Версию о «немецком происхождении» манускрипта поддерживал и еще один ученый — старший друг и наставник Эрвина Панофского — Ричард Саломон (1884–1966), которого Панофский познакомил с копиями страниц загадочной книги. Более того, вероятно, именно он и высказал эту версию, а Панофский в итоге просто согласился с его доводами.
Ричард Георг Саломон родился в Германии, в Берлине, и окончил Берлинский университет. Предметом его исследований были история религии, история средневекового европейского права, история Византии. Саломон работал в Колониальном институте Гамбурга, во время своей преподавательской карьеры он познакомился с Эрвином Панофским, который был на восемь лет моложе его.
Когда в 1930-х годах в Германии пришли к власти нацисты, Саломон и Панофский были отправлены в отставку как «нежелательные элементы» из-за их еврейского происхождения и вскоре перебрались в Соединенные Штаты. С этого момента судьба обоих ученых была связана с американскими учебными заведениями и научными организациями. Известно, что оба они вели переписку с Этель Лилиан Войнич и Энн Нилл.
На этом мы ненадолго расстанемся с Эрвином Панофским (его взгляды относительно датировки манускрипта впоследствии изменились еще раз, и об этом мы тоже обязательно поговорим!). Пока обратимся к еще одной попытке определить, на каком языке «говорит» манускрипт.
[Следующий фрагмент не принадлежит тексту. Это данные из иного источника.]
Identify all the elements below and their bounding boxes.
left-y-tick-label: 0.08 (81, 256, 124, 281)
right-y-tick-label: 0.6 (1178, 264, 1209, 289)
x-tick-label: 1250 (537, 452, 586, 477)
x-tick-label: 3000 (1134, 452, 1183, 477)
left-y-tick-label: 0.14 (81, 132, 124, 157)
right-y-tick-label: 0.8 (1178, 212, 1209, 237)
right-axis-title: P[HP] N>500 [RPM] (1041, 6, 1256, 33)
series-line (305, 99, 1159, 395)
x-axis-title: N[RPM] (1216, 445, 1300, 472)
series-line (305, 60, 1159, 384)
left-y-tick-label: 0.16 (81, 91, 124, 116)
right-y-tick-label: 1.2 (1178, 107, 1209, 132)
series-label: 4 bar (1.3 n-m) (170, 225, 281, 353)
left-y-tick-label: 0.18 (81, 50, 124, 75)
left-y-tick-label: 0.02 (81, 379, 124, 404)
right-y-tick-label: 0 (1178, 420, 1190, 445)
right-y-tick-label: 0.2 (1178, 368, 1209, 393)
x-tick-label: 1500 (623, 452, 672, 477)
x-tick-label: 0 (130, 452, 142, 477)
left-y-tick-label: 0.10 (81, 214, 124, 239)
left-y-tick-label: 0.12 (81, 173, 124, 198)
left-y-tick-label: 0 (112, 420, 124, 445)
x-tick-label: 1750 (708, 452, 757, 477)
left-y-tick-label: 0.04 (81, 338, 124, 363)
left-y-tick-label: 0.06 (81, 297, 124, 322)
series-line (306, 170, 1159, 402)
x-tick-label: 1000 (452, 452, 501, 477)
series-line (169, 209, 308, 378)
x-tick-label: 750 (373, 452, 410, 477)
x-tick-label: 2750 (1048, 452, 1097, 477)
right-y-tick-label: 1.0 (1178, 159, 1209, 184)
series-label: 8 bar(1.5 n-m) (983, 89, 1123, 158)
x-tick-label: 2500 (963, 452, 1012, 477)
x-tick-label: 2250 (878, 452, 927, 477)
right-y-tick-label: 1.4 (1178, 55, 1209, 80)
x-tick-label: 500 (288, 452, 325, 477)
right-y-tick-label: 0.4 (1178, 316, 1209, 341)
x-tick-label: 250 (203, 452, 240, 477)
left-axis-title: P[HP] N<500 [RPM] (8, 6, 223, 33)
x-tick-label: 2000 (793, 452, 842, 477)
Правда, она уже признана исследователями неудачной. Но ведь неудачная — не значит не заслуживающая внимания, не так ли?
В 1943 году в США вышла работа, посвященная рукописи Войнича, автором которой был нью-йоркский юрист Джозеф Мартин Фили, — «Шифр Роджера Бэкона: найден верный ключ». Впоследствии противники его теории писали, что Фили, являясь профессиональным адвокатом, конечно, умел убедительно защищать свою точку зрения… А вот с научной методологией дела у него обстояли не слишком хорошо. Будучи криптологом-любителем, он никогда не видел манускрипт вживую: руководствовался только фотокопиями и известной работой Уильяма Ньюболда.
ОДИН ИЗ ИССЛЕДОВАТЕЛЕЙ МАНУСКРИПТА
К числу наиболее известных работ Эрвина Панофского, которого причисляют к основоположникам американской искусствоведческой школы ХХ века, относятся книги «Идея. К истории понятий в теории искусства прошлого», «История искусства как гуманистическая дисциплина», «Ренессанс и „ренессансы“ в искусстве Запада». Многие его труды издавались на русском языке. В сферу научных интересов Панофского входило изучение творчества Альбрехта Дюрера, в котором также содержится немало загадок.
Фили начал с того, что провел некое подобие «частотного анализа» нескольких работ Роджера Бэкона, написанных на латыни. В основном он пользовался текстом «Communia Naturalium» («Общая физика»). Исследователь определил, что буквы E, I, T, A, N, U и S в лексике Бэкона встречались наиболее часто.
Следующим шагом стала попытка провести аналогичный анализ текста манускрипта. Фили предполагал, что если автором являлся Бэкон, то знаки, чаще всего встречающиеся на страницах манускрипта, будут являться аналогами латинских букв, которые английский ученый-монах использовал чаще всего. Здесь Джозефа Фили ожидала первая сложность: если определить границы слов в манускрипте еще более или менее возможно (если принять за слова группы знаков, разделенные пробелами), то выделить отдельные знаки-буквы уже гораздо сложнее. Если вы присмотритесь к тексту манускрипта, то поймете почему: там очень много примеров того, что в пределах одного «слова» зачастую трудно определить, из скольких знаков оно состоит. Они часто как будто «перетекают» один в другой. Когда выше мы упоминали о проводившемся различными учеными частотном анализе текста манускрипта (в основном подобные исследования велись уже после 1960-х годов), речь шла в первую очередь именно о словах, о группах знаков, а не об отдельных знаках.
Таким образом, определить, сколько же символов использовал автор манускрипта и с какой частотой, Джозеф Фили не смог.
И он решил пойти другим путем.
* * *
…Юрист внимательно рассматривает копию 77–78 фолио манускрипта. Эти страницы тиражировались (и продолжают тиражироваться) чаще всего: с одной стороны, на них располагаются рисунки, которые многочисленные исследователи всегда считали наиболее простыми для интерпретации, с другой — попытка этих самых интерпретаций неизменно заводила ученых в тупик… Джозеф Фили привык руководствоваться в своей работе логикой, привык докапываться до истины, привык подводить прочную базу под все свои выводы и объяснения… Так неужели ему не покорится какая-то стопочка пергаментных листков? Он снова всматривается в странные рисунки.